Digital Humanities
The Simpson Center has been central to the emergence and growth of the digital humanities through its programming, opportunities for support, and facilitation of interdisciplinary scholarship. Digital humanities is located at the intersection of technology and humanities. The discipline houses scholarship that uses computational tools to retrieve, analyze, represent, and increase the accessibility of knowledge; builds and creates community around online spaces; centers multimodality through pedagogy; thinks about the impact of digital publishing; and takes a critical approach to digitality that considers the historical, social, and cultural implications of technology.

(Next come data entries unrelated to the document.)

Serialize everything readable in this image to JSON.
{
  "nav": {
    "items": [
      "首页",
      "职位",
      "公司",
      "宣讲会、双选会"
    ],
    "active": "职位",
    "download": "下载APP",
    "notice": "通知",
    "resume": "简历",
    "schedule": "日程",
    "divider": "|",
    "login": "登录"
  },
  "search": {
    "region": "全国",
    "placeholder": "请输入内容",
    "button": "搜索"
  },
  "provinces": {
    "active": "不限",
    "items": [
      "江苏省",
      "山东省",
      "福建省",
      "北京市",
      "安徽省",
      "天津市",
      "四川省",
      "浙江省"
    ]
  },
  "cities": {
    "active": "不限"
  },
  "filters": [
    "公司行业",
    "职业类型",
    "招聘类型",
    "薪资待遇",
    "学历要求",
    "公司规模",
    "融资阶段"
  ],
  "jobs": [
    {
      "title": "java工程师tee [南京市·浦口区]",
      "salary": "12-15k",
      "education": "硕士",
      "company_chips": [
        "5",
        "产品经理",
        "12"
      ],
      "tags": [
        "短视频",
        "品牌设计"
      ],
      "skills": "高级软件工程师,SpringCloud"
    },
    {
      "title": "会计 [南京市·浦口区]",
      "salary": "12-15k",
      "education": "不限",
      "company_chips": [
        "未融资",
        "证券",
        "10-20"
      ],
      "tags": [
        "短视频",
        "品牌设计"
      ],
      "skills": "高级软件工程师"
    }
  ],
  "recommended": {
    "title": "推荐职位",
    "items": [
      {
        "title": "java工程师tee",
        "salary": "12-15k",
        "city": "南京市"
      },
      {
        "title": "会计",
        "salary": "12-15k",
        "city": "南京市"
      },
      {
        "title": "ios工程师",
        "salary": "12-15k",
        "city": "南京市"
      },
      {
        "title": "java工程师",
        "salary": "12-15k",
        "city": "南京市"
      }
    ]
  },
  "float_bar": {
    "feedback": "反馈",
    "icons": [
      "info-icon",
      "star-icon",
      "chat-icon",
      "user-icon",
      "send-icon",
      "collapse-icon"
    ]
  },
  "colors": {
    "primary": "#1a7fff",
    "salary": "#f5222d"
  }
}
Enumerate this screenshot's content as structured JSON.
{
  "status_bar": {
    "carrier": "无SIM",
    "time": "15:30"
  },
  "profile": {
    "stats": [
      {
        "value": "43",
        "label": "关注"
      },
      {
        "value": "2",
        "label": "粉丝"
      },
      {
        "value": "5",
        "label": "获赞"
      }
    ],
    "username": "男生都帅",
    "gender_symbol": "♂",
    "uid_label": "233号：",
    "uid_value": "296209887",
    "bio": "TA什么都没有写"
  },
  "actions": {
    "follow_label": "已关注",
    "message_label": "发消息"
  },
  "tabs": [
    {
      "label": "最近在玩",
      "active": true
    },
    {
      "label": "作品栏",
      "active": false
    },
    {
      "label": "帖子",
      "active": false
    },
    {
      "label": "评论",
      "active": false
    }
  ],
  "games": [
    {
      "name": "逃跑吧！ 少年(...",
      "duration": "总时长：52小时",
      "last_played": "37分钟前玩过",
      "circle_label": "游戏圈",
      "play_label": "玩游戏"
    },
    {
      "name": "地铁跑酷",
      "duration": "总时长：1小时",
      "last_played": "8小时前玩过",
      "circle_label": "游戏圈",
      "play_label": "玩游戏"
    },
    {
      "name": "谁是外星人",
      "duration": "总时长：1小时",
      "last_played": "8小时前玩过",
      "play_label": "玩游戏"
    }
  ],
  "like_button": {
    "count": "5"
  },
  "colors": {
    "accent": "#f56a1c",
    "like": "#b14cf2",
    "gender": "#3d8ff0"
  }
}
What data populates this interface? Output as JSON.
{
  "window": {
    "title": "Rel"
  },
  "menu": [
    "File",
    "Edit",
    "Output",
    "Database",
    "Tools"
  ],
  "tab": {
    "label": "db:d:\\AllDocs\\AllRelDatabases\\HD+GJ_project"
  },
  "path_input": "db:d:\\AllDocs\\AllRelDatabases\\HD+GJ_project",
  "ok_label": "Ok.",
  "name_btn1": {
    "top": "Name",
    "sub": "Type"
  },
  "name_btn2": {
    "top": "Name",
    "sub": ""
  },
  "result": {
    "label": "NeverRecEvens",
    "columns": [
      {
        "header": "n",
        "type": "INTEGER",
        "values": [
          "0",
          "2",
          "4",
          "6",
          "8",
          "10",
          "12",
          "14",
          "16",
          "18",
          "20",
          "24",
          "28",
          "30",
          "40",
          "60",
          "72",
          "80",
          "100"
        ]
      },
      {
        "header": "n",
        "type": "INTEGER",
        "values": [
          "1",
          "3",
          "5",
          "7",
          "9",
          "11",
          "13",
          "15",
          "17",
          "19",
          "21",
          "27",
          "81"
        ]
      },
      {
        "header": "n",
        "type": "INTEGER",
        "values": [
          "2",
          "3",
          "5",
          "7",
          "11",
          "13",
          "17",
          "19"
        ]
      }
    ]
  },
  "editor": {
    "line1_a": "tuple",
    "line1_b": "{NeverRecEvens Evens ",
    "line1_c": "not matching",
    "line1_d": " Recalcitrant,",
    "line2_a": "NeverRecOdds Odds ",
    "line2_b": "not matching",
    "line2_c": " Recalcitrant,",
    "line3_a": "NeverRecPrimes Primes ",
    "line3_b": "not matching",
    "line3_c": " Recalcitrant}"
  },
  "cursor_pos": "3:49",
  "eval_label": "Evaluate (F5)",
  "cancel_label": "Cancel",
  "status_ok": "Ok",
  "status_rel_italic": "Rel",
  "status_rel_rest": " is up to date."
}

Our support of the digital humanities is inclusive of research and teaching, and the integration of the two. In the realm of digital humanities pedagogy, we value projects that address the goal of incorporating digital humanities skills and methods into both graduate and undergraduate education. This work might be undertaken at the level of a dynamic reimagining of a single course, or instructional innovation within a program or department—or across them. At the doctoral level, this might take the form of a new graduate seminar with strong digital humanities components, the development of a workshop series for doctoral students to sharpen their DH skills, a rigorous exploration of digital dissertation formats, just to name a few examples. We hope to see a continued increase in creative uses of digital technologies in courses and curricula across the humanities and humanistic social sciences.